Not a day goes by in Poland without seeing a newspaper or magazine on the news-stands with a great cover title dedicated to homosexuality and LGBT rights, with the topic becoming extremely polarizing in recent months. “Homoterrorism”, “Soros attacks Poland” cry out some, while others respond: “Whoever is not supporting LGBT people is not a patriot”, “Whoever is silent is an accomplice”, in particular after the riots that accompanied a pro LGBT demonstration in the city of Bialystok, in the east of the country, a few weeks ago. The public discussion on the subject has assumed such harsh tones that it would be difficult to imagine anything of the sort in any other EU country.
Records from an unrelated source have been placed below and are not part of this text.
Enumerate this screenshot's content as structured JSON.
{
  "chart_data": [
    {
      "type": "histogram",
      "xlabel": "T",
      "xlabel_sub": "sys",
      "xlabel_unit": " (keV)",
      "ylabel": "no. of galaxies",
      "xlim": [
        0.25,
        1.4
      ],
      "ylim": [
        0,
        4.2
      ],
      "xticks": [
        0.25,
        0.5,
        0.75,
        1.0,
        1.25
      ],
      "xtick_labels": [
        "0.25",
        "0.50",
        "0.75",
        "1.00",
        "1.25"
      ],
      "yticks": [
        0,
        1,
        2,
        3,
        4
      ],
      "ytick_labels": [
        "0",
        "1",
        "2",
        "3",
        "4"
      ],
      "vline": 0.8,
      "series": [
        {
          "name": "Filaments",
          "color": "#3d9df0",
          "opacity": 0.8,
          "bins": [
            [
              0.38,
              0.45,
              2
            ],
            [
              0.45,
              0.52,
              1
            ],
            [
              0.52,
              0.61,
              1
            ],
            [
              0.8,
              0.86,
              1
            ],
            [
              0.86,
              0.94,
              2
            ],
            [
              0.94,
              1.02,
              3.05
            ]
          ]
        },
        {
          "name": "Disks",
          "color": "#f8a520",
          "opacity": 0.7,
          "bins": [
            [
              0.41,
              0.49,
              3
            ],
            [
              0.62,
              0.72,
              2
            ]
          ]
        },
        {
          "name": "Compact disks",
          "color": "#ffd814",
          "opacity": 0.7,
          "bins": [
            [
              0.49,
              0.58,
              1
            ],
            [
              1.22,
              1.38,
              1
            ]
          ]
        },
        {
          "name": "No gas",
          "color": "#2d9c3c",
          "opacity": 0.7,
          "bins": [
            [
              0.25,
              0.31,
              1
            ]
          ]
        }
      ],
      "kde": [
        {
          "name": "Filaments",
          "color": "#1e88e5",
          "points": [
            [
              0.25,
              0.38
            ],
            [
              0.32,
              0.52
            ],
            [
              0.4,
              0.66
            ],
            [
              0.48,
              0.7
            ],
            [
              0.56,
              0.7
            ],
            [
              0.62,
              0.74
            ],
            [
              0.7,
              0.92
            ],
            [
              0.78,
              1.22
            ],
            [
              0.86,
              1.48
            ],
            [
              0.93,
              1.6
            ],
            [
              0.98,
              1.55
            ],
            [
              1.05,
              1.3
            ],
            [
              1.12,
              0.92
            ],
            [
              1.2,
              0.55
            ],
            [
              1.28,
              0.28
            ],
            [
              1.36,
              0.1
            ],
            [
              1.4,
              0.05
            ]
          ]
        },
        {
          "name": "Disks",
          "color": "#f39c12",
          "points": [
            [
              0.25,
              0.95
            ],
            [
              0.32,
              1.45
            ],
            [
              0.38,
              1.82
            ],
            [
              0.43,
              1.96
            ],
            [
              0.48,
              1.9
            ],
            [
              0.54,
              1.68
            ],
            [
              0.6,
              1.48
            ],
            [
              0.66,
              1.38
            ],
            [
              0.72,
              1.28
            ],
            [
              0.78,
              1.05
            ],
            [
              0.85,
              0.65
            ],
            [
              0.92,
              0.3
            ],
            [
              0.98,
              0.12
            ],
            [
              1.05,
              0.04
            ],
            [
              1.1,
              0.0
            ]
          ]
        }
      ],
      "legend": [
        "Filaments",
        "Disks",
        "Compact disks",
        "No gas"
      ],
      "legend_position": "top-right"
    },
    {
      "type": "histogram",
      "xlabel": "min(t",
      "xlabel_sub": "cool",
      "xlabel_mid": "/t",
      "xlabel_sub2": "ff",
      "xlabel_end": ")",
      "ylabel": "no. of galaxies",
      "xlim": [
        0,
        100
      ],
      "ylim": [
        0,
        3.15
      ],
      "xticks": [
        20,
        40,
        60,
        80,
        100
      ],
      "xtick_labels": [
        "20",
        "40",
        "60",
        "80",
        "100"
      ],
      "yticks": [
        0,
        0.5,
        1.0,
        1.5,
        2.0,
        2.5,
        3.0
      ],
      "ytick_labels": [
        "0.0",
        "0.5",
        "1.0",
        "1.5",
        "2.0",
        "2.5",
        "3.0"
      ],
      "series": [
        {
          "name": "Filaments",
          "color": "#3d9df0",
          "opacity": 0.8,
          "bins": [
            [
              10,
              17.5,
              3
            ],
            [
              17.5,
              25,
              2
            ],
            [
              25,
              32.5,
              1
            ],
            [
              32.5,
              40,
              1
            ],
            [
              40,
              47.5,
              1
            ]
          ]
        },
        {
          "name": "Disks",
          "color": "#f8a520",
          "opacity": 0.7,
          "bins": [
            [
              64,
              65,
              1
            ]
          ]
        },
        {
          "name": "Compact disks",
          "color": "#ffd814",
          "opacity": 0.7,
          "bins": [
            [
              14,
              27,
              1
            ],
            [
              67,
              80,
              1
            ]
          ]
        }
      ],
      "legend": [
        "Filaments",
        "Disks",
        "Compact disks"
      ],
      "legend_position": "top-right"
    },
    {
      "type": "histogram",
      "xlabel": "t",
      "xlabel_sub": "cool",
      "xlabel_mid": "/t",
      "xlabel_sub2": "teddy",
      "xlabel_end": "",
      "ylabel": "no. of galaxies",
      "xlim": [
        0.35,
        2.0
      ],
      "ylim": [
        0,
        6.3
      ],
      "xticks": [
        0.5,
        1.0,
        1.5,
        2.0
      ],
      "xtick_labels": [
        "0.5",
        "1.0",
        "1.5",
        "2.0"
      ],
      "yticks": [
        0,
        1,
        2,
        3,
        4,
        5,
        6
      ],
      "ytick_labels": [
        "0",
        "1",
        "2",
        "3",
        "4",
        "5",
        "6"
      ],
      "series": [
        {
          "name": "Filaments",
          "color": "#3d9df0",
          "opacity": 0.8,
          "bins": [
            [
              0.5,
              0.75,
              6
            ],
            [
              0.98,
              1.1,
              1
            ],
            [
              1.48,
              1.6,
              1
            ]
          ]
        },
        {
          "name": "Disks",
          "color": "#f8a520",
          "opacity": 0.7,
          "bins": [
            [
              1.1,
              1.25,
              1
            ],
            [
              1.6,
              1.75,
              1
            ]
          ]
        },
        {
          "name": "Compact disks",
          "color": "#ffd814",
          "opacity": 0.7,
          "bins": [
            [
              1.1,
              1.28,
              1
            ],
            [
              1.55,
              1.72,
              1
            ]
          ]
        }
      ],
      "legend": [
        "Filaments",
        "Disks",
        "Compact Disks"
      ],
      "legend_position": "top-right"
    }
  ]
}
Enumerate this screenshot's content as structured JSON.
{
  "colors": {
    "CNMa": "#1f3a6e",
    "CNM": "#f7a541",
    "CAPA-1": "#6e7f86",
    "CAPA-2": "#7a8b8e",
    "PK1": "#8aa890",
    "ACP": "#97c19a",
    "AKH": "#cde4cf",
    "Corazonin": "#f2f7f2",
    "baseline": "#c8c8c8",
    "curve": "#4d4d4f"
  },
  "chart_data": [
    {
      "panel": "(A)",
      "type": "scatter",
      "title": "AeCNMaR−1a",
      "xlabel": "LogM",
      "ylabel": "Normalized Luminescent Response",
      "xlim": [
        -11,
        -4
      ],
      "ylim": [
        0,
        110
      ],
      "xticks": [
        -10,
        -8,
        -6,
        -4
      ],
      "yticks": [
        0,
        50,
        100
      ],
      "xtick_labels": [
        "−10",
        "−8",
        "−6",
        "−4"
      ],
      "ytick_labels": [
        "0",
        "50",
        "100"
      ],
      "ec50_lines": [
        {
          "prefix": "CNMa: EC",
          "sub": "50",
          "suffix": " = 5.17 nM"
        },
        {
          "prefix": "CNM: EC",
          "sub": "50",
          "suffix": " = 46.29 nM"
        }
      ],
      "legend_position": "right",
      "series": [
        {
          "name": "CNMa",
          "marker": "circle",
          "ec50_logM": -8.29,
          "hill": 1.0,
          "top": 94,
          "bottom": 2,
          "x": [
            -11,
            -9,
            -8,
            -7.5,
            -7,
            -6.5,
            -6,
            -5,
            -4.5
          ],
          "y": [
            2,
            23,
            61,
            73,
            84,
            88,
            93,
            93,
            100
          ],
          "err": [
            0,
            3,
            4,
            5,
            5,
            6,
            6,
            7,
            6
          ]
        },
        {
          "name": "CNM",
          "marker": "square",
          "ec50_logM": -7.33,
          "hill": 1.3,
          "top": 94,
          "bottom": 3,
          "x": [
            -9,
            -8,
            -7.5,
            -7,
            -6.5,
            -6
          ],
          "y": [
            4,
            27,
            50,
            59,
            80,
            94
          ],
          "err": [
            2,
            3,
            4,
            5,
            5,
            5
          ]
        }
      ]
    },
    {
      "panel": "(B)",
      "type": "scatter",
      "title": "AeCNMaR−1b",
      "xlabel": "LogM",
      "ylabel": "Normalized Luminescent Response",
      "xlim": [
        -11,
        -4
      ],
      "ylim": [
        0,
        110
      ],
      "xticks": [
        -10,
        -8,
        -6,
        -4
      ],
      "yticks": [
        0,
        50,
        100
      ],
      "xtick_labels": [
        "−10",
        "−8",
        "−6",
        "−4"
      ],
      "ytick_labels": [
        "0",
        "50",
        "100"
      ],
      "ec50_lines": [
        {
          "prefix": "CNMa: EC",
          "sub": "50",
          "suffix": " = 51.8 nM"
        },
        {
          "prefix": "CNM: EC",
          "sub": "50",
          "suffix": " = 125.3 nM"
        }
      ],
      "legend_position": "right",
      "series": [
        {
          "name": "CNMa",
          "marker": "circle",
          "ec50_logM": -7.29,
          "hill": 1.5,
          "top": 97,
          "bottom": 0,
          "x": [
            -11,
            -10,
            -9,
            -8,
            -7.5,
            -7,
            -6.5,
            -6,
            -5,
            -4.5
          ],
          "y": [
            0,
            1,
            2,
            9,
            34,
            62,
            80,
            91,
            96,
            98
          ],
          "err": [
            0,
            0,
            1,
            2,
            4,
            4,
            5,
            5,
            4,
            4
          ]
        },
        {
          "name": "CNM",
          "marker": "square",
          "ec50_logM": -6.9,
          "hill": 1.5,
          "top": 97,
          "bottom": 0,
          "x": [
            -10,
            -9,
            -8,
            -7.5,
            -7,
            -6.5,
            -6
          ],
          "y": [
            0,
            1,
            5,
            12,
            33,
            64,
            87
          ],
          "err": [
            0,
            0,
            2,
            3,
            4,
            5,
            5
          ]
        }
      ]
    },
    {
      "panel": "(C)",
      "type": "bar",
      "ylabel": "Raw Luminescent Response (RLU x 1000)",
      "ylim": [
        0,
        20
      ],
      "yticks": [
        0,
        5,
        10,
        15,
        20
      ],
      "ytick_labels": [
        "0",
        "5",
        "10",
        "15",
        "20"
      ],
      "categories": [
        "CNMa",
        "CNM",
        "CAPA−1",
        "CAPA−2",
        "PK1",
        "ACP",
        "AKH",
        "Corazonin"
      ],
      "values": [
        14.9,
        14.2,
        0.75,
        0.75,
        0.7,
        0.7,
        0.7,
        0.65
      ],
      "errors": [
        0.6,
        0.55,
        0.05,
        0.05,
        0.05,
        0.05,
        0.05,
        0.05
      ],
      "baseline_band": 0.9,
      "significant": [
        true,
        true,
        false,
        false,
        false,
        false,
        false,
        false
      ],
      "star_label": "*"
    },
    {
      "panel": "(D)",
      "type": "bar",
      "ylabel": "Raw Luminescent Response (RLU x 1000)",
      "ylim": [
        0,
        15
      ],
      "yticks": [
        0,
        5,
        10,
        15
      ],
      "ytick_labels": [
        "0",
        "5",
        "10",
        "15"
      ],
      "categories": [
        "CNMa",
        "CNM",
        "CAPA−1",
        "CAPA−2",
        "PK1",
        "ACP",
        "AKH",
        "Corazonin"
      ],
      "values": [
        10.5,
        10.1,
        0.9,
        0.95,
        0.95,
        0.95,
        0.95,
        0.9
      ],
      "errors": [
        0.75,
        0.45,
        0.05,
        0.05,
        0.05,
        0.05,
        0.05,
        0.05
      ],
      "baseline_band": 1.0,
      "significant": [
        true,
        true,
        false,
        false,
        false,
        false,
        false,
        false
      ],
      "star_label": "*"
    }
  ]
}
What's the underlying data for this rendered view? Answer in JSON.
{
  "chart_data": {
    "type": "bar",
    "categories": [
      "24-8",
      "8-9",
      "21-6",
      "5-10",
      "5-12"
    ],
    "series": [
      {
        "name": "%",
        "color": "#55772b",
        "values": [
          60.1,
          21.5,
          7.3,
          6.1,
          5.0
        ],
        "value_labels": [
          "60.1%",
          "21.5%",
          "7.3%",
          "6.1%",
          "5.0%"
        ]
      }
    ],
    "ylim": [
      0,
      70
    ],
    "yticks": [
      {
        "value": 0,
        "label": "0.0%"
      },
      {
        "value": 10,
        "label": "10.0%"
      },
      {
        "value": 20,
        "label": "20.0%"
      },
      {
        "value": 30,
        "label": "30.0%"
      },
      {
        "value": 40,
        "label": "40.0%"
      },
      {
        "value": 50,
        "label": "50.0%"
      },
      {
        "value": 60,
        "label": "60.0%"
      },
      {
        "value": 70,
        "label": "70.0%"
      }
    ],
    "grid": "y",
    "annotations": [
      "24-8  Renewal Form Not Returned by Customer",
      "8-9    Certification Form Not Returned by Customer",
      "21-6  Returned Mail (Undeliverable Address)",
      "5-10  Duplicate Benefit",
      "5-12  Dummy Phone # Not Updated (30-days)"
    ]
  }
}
The catalyst for this heated public debate was the signing, in February of this year, by the Mayor of Warsaw Rafał Trzaskowski, of the so-called “LGBT+ Card”. In this document there was, among other things, a mention of the necessity to adopt, in public schools of the capital city, a sexual education curriculum matching the standards prescribed by the World Health Organization. The document caused a sensation in Poland, in particular due to the references to masturbation in childhood, implicit in the standards envisaged in the new canon of sex education. Since then the controversy has not subsided.
Politics is involved too, obviously, also in view of the October parliamentary elections, in two months. Prawo i Sprawiedliwosc, the “Law and Justice” has been in power since 2015 and is given at the moment as a favorite in the polls. It is a national-conservative party, strongly criticized in Europe, especially due to the reform of the constitutional court, for which Poland has also risked sanctions from the European Union. A party that however, judging by the enviable approval it enjoys (the latest survey gives it 43%), reflects the values of many in the Polish electorate. The opposition party Civic Platform, which governed between 2007 and 2015, has always declared a policy of total opposition to the government informally led by Jaroslaw Kaczynski, leader of the PiS party but without an official post. As the Polish writer and publicist Rafal Ziemkiewicz writes: “The only message that the Civic Platform currently has to offer is: we are Europe, and they are backward petty bourgeois. And Europe is gay marriage, drag queens, gender studies, free abortion and defamation in the public discourse of the concepts of nationalism, Catholicism and other types of ‘hate speech’. It is the typical identification of the post-colonial elites, who feel a superiority complex towards us Catholic aboriginals, while suffering from their sense of inferiority towards the West”.
According to Gazeta Wyborcza instead, the liberal newspaper par excellence in Poland, Russia could be behind the animated exploitation of the LGBT issue. “Kaczynski at the Pis party convention in March spoke of the threat of child sexualization,” writes Wyborcza. “One of the most active websites in the promotion of the anti-LGBT initiative ‘Stop the sexualisation of children’ is registered on the same server as the right-wing magazine Option to the right, which always devotes great attention to Russia and promotes it as a country rebuilding its identity and defending traditional values, contrary to the West”.
Certainly a curious theory, considering that the PiS in general is a political force that is anything but friendly towards Russia. One of the party’s most vocal campaigns was the tragedy of the fall of the presidential plane in 2010, which occurred in Russia. The current leader of the PiS lost its twin brother, Lech Kaczynski, then president of the country. One of the first moves of the new government in 2015 was to reopen the investigation into the Smolensk tragedy and some implied that the catastrophe was not an accident but an act of international terrorism by Russia. Many in Poland will surely have their good reasons for not seeing Russia favorably, but this does not mean that all evils must necessarily come from there. And even the latest tense debate on the LGBT issue is no exception.